More recently were the cases of stolen bank client data from HSBC’s Geneva branch and whistleblowing information about an undeclared account held by former French budget minister Jérôme Cahuzac.
Chade said about 80% of his reporting from Geneva was linked to corruption stories, where he investigated the financial activities of Latin American “crooks”.
Most recently he has covered the Odebrecht bribery scandal spanning several Latin American countries with funds allegedly deposited in Swiss banks.
Delphine Dezempte, a senior analyst at Alaco, a business intelligence firm that investigates the profiles of public and private individuals, told swissinfo.ch that she had similar impressions.
Lack of transparency
“Even though Geneva has been trying to promote international initiatives, the city remains a place of opaque jurisdiction.
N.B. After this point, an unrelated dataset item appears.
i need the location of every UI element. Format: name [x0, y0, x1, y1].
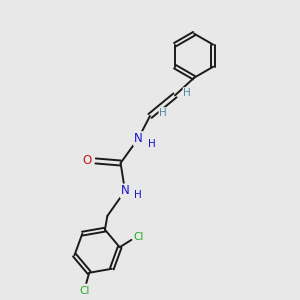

Geneva is not always the best in terms of promoting transparency in corporate records, litigation or tax regimes,” she said.
The consultancy Dezempte works for is tasked by Swiss financial institutions and commodities traders to investigate potential clients, in order to comply with Know Your Client (KYC) requirements.
She noted a lack of transparency in the lengthy processes taken prior to freezing of PEP assets – including those of dictators Moammar Gaddafi of Libya and Zine El Abidine Ben Ali of Tunisia – from local banks.
“That clashes with the image Geneva would like to maintain of being an international city welcoming people from different industries around the world.”
That image – packaged by Geneva and Swiss authorities – is to project the city as a centre where governments come to resolve disputes.
Peace talks good for economy
Dozens of international organisations, and hundreds of permanent missions and non-governmental groups are based in the city, and it has been the setting for many peace talks over the years.
The authorities have strong economic incentives to keep them in the city.
According to a 2012 study by the University of Geneva, international organizations, NGOs, missions and consulates spend some CHF3.3 billionexternal link in the canton. And one out of ten jobs is in the sector.
That’s why some find it so important to promote Geneva as an international city.
According to Olivier Coutau, the Geneva government representative to International Geneva, “The name gives a sense of community to all the Geneva-based international actors striving to build a better world. The more they cooperate, the more they share resources, the more efficient they are and the stronger international Geneva is.”